It was only a year ago since I was running “stop Miss Potter” walking, through the school corridors of Hunslet Moor Primary School as the parent support advisor. Now, on Friday 4 July 2014, I am back to enjoy the exciting atmosphere of the school’s Summer Community Event.
I step outside and see a trio of girls confidently singing away to a backing track. I am filled with pride as I recall only last year standing outside in the playground with our air microphones practising the same song!
Stalls are pitched around the playground selling potted flowers inside Wellington boots. There are books and various bric-a-brac, henna tattooing and children’s art activities in the sheltered area. However, all too soon the sky grows dark and the heavens open and the rain pushes everyone inside. By no means has this dampened anyone’s enthusiasm in the slightest. On the contrary spirits remain high. The school has got a lot to celebrate.
The school has been buoyed-up by a recent Good Ofsted report. The ground work was laid by the previous head Narinder Gill, then last year the new head Hannah Darley stepped in to fill her shoes and harness the success of the schools achievements. Hannah continued Narinder’s legacy of hosting the Community Event last October which was an annual event Narinder ran. Since then, Hannah has marked the handover with her Summer Community Event, as a way of celebrating the diversity within the school and the journey it has made.
With a clear focus on UNICEF’s Rights and Rewards School Award, their hard work has resulted in being awarded the Recognition of Commitment (ROC). The school is ‘thinking global’ and ‘acting local’ by bringing this right back into their community. They are using a creative edge to deliver each of the UNICEF’s Children’s Rights sections through filming the children.
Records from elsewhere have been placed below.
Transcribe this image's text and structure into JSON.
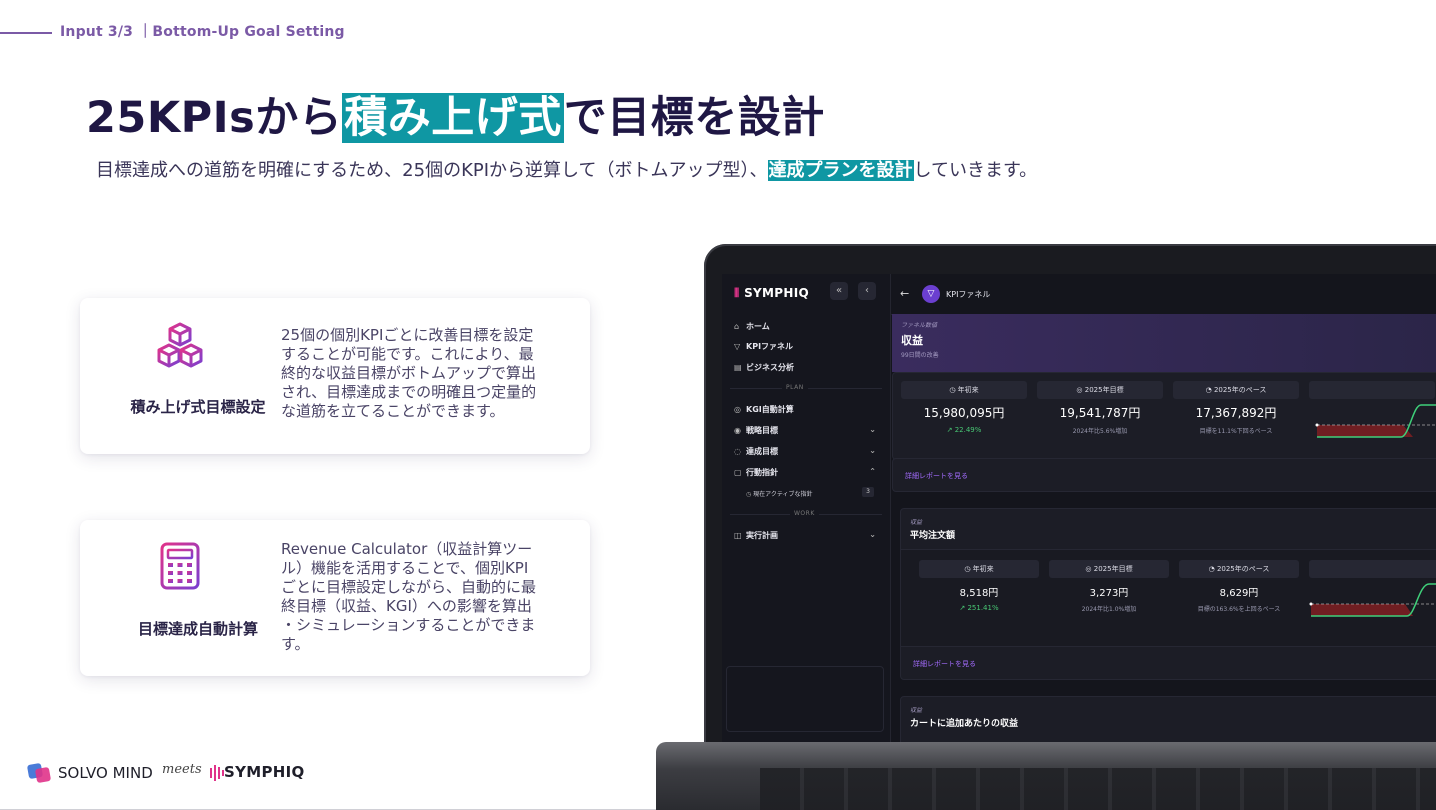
{
  "header": {
    "label": "Input 3/3 ｜Bottom-Up Goal Setting"
  },
  "title": {
    "prefix": "25KPIsから",
    "highlight": "積み上げ式",
    "suffix": "で目標を設計"
  },
  "subtitle": {
    "prefix": "目標達成への道筋を明確にするため、25個のKPIから逆算して（ボトムアップ型）、",
    "highlight": "達成プランを設計",
    "suffix": "していきます。"
  },
  "cards": [
    {
      "label": "積み上げ式目標設定",
      "icon": "cubes-icon",
      "desc": [
        "25個の個別KPIごとに改善目標を設定",
        "することが可能です。これにより、最",
        "終的な収益目標がボトムアップで算出",
        "され、目標達成までの明確且つ定量的",
        "な道筋を立てることができます。"
      ]
    },
    {
      "label": "目標達成自動計算",
      "icon": "calculator-icon",
      "desc": [
        "Revenue Calculator（収益計算ツー",
        "ル）機能を活用することで、個別KPI",
        "ごとに目標設定しながら、自動的に最",
        "終目標（収益、KGI）への影響を算出",
        "・シミュレーションすることができま",
        "す。"
      ]
    }
  ],
  "footer": {
    "solvo": "SOLVO MIND",
    "meets": "meets",
    "symphiq": "SYMPHIQ"
  },
  "colors": {
    "accent": "#0f97a3",
    "brand": "#7b5aa6",
    "title": "#1f1744"
  },
  "app": {
    "logo": "SYMPHIQ",
    "sidebar": {
      "collapse": "«",
      "back": "‹",
      "items": [
        {
          "label": "ホーム",
          "icon": "home-icon"
        },
        {
          "label": "KPIファネル",
          "icon": "funnel-icon"
        },
        {
          "label": "ビジネス分析",
          "icon": "doc-icon"
        }
      ],
      "section_plan": "PLAN",
      "plan_items": [
        {
          "label": "KGI自動計算"
        },
        {
          "label": "戦略目標"
        },
        {
          "label": "達成目標"
        },
        {
          "label": "行動指針"
        }
      ],
      "sub_item": {
        "label": "現在アクティブな指針",
        "count": "3"
      },
      "section_work": "WORK",
      "work_items": [
        {
          "label": "実行計画"
        }
      ]
    },
    "topbar": {
      "label": "KPIファネル"
    },
    "panel1": {
      "caption": "ファネル数値",
      "title": "収益",
      "sub": "99日間の改善",
      "stats": [
        {
          "label": "年初来",
          "value": "15,980,095円",
          "note": "↗ 22.49%"
        },
        {
          "label": "2025年目標",
          "value": "19,541,787円",
          "note": "2024年比5.6%増加"
        },
        {
          "label": "2025年のペース",
          "value": "17,367,892円",
          "note": "目標を11.1%下回るペース"
        }
      ],
      "link": "詳細レポートを見る"
    },
    "panel2": {
      "caption": "収益",
      "title": "平均注文額",
      "stats": [
        {
          "label": "年初来",
          "value": "8,518円",
          "note": "↗ 251.41%"
        },
        {
          "label": "2025年目標",
          "value": "3,273円",
          "note": "2024年比1.0%増加"
        },
        {
          "label": "2025年のペース",
          "value": "8,629円",
          "note": "目標の163.6%を上回るペース"
        }
      ],
      "link": "詳細レポートを見る"
    },
    "panel3": {
      "caption": "収益",
      "title": "カートに追加あたりの収益"
    }
  }
}
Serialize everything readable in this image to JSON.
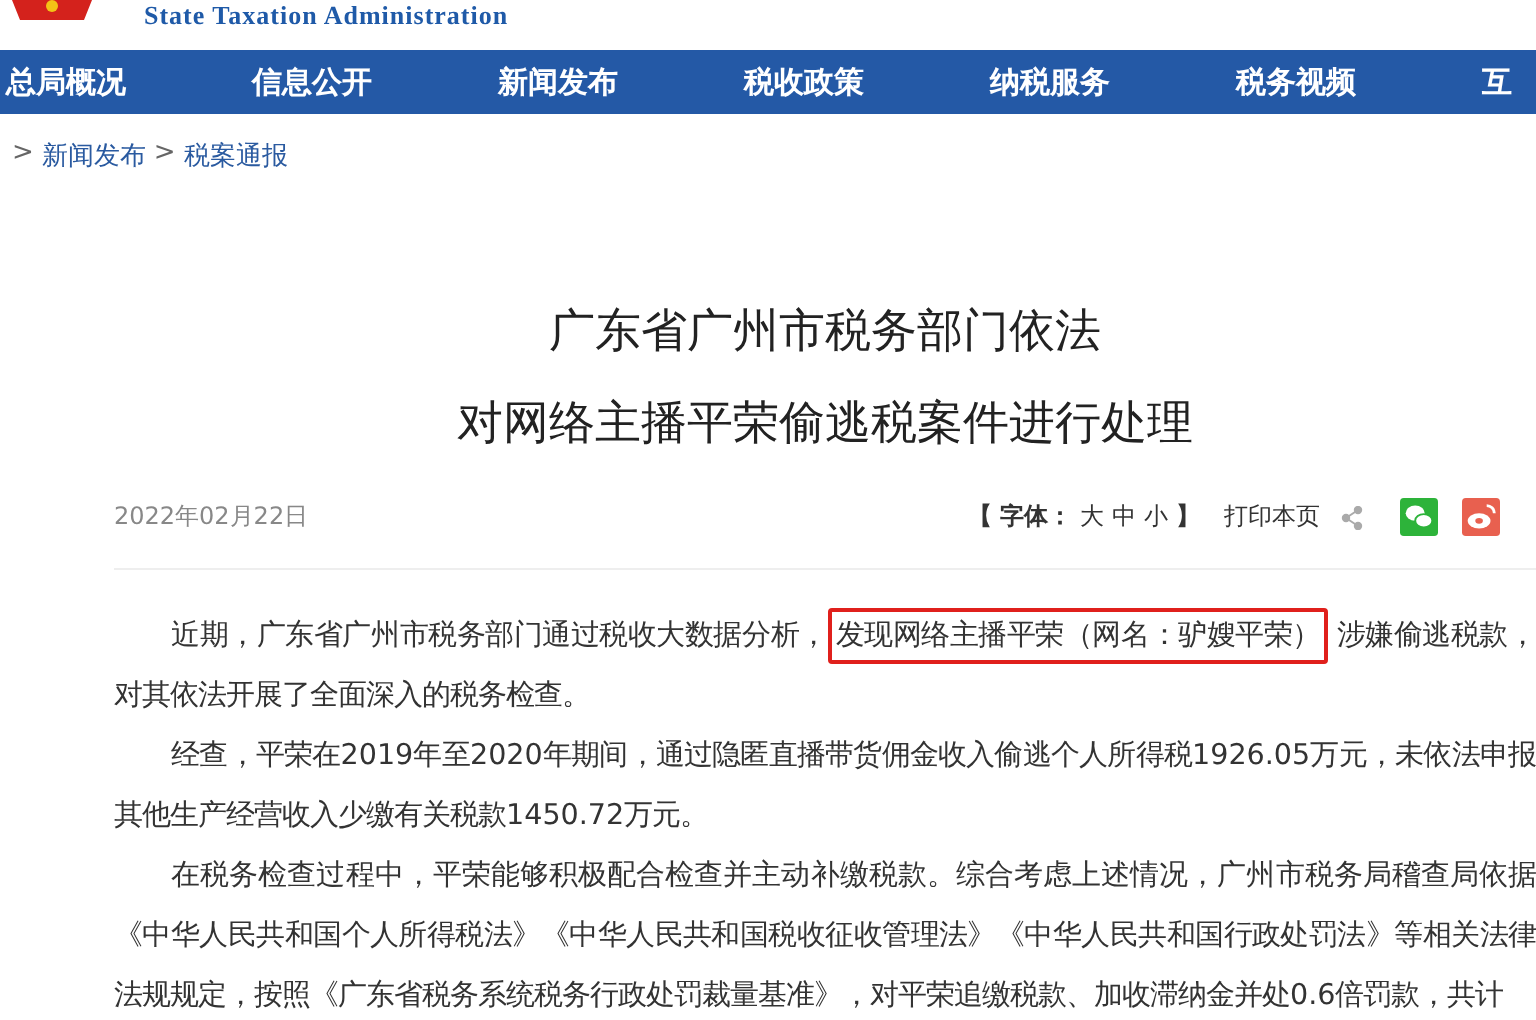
{
  "header": {
    "english_name": "State Taxation Administration"
  },
  "nav": [
    {
      "label": "总局概况"
    },
    {
      "label": "信息公开"
    },
    {
      "label": "新闻发布"
    },
    {
      "label": "税收政策"
    },
    {
      "label": "纳税服务"
    },
    {
      "label": "税务视频"
    },
    {
      "label": "互"
    }
  ],
  "breadcrumb": [
    {
      "separator": ">",
      "label": "新闻发布"
    },
    {
      "separator": ">",
      "label": "税案通报"
    }
  ],
  "article": {
    "title_lines": [
      "广东省广州市税务部门依法",
      "对网络主播平荣偷逃税案件进行处理"
    ],
    "date": "2022年02月22日",
    "font_size": {
      "open": "【",
      "label": "字体：",
      "sizes": [
        "大",
        "中",
        "小"
      ],
      "close": "】"
    },
    "print": "打印本页",
    "paragraphs": [
      {
        "segments": [
          {
            "text": "近期，广东省广州市税务部门通过税收大数据分析，",
            "highlighted": false
          },
          {
            "text": "发现网络主播平荣（网名：驴嫂平荣）",
            "highlighted": true
          },
          {
            "text": "涉嫌偷逃税款，对其依法开展了全面深入的税务检查。",
            "highlighted": false
          }
        ]
      },
      {
        "segments": [
          {
            "text": "经查，平荣在2019年至2020年期间，通过隐匿直播带货佣金收入偷逃个人所得税1926.05万元，未依法申报其他生产经营收入少缴有关税款1450.72万元。",
            "highlighted": false
          }
        ]
      },
      {
        "segments": [
          {
            "text": "在税务检查过程中，平荣能够积极配合检查并主动补缴税款。综合考虑上述情况，广州市税务局稽查局依据《中华人民共和国个人所得税法》《中华人民共和国税收征收管理法》《中华人民共和国行政处罚法》等相关法律法规规定，按照《广东省税务系统税务行政处罚裁量基准》，对平荣追缴税款、加收滞纳金并处0.6倍罚款，共计",
            "highlighted": false
          }
        ]
      }
    ]
  }
}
I talked to Hannah and asked her how she felt about the ‘Good’ news and also being Head teacher. She said;
“It’s all down to the hard work of the teachers, support staff, parents, carers and children. Everyone has pulled together to really bring out the positives of Hunlset Moor Primary School.”
Being in a multicultural community the school reflects its diversity with over 65% minority ethnic groups and 27 different languages. In the last year it has had 30 new arrivals with 95% making up English as an Additional Language. Over the years the school has faced challenges but has equally embraced the community’s cultural heritage. Ofsted recognises the ‘specialist language support’ offered by the teachers which enhances the pupils learning experience. Also, ‘an increasing amount (teaching) is outstanding’.
Hannah says that the Year Six children used their knowledge of the Maths curriculum to help organise the event. They were involved from the start, devising the stalls, organising the equipment, marketing and designing the posters. Parents and carers also made a positive contribution by running the stalls and supporting everyone at the school.
The next challenge is to fundraise for the year six’s chosen leaving celebration of bowling and a meal.
What other new and exciting things are in store for Hunslet Moor? I will come back and visit next year’s Summer Community Event to find out.